Maybe it’s the climber in me, but I appreciate the stiff nature of the sole. While these flips don’t offer much in the way of cushioning, they do feel more protective and are less likely to fold over or allow rocks to create a pain point under foot.


Our previous pair of Chaco flips lasted 10 years (though this was the EcoTread model that was sadly discontinued). The webbing eventually started to lightly fray near strongest pressure points and the rubber sole was wearing away, but they were still kicking! Time will tell if anything has changed in the construction and durability of this latest version.


The bottom of the flip offers a nice design for traction on a variety of surfaces. Do note that the space between treads on the bottom are large enough to wedge small pieces of debris. You don’t notice it when walking around but there is the chance of small rocks getting stuck and scratching a surface indoors. The footbed uses a diamond imprinted pattern to help keep your foot from sloshing around and generally feels nice on the foot.

Webbing Strap Colors

You either like it or you don’t but the webbing straps offer a chance to add a little spice in your life with different seasonal color choices.

The Not So Good

Break-in Period

The webbing straps will take a few days for your feet to get used to and become less stiff. The first few days we noticed some minimal rubbing and hot spots on the top of our foot on either side of where the webbing connects between your toes. It’s hard to think that any new flip won’t have some sort of break in period, so beware you might want to walk around in these a bit before committing to a full day out wearing them.

Another thing to note during the break-in period was the feel of the straps and landing of the sandal. It felt like the straps just weren’t tight enough and it was resulting in the sole of the sandal striking slightly out of place underfoot. With more wear this isn’t noticeable anymore and we chalk it up to being overfamiliar with our previous Chaco Flips during our decade long relationship. It can feel weird to put on a new shoe for the first time.

No Half-Sizes

Dialing in the size can be tough without half-sizes. We typically wear an 11.5 and opted to size down to an 11 so we didn’t have any extra sandal flopping around. Sizing down was the right call but still leaves no room for play. If the webbing stretches over time there could be some issues with fit.

Tag Oddity

I guess a tag noting size and country of origin are needed or required on the sandal? Either way, they come with a fairly large tag sewn into the inside of the back portion of the outer strap. We can’t imagine keeping these on the sandal while wearing and opted to cut them off immediately. It hasn’t caused any issues but was rather odd.


Flip flops are a dime a dozen. Look on Amazon and you can find cheapo shower-sandal types for $7 all the way up to the Olukai $80+ regal flip. The Chaco Flip comes in at $65, which isn’t breaking the bank but also not cheap for a simple flip.
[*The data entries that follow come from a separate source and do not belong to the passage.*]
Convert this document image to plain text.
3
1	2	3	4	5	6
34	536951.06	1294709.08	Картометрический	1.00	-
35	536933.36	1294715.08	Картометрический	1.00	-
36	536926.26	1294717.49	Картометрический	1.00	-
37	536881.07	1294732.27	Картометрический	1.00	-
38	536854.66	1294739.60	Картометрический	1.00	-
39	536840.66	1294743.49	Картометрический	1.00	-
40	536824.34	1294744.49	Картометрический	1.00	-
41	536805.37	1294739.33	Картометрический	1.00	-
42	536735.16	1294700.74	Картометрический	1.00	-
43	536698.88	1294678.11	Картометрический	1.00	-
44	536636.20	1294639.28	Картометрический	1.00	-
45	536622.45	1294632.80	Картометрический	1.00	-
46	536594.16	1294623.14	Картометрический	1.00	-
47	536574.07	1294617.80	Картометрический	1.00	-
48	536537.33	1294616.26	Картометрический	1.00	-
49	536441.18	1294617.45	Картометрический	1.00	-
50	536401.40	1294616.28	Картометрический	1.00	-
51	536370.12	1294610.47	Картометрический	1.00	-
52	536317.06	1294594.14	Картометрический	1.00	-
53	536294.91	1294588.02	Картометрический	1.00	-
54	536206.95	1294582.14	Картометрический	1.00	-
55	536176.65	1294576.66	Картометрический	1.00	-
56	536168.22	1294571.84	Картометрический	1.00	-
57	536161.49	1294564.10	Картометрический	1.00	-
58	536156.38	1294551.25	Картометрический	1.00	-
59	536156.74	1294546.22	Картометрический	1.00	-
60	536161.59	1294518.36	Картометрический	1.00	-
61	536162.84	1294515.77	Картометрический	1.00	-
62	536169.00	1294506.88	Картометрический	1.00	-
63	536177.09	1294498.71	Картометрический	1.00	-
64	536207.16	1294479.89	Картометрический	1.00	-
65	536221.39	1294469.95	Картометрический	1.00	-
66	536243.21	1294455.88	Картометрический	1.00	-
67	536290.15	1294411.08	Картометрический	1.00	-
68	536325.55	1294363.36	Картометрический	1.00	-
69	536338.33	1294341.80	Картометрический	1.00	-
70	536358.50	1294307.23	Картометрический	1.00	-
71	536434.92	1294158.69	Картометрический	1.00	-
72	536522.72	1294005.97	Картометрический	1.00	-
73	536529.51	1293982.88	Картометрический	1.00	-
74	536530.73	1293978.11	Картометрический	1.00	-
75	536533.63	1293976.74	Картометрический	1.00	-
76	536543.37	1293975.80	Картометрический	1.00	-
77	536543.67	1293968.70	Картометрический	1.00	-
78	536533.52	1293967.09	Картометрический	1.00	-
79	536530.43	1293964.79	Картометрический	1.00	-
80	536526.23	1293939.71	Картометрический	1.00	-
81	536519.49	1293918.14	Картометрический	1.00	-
Given our last pair last 10-years, it was easy to bite the bullet but before buying one should think what they are looking for in a flip and if a cheaper alternative fits your need.
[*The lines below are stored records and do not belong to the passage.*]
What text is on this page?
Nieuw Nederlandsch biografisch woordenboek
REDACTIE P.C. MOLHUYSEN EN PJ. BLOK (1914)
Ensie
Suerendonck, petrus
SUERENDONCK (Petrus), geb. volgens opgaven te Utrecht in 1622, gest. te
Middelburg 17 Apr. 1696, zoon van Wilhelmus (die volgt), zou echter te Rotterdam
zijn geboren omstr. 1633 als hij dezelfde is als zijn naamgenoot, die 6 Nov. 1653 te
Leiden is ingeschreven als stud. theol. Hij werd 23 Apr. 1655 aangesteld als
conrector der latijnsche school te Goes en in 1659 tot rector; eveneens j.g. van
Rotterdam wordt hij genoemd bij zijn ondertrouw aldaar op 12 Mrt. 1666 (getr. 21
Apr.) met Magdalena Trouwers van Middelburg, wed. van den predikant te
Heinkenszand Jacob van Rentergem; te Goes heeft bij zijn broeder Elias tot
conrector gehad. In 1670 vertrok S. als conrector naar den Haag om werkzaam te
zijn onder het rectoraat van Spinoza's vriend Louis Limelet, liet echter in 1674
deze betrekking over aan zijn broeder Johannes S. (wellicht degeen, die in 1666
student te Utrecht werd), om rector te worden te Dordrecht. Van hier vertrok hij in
We’ve already noted the the Chaco Flip doesn’t come in half-sizes. It’s recommened to try on a pair beforehand but if that’s not possible we recommend sizing down if you are normally in between sizes.

The Final Verdict

The Chaco Classic fit is…a classic. It’s simple yet true to the Chaco brand. They hold up well outside and are great to slip into your pack when heading out in case you might want to let your feet breathe at some point in the day. The stiffness and traction of the sole makes them ideal to slip into your backpacking pack to sport at the end of the day when you’ve set up camp and are looking to relax. They are also nice enought looking that you can wear them out without looking like you are wearing a shower sandal. If you are in the need for a new pair of flips, spending $65 on the durable and functional Chaco Classic Flip is a good bet.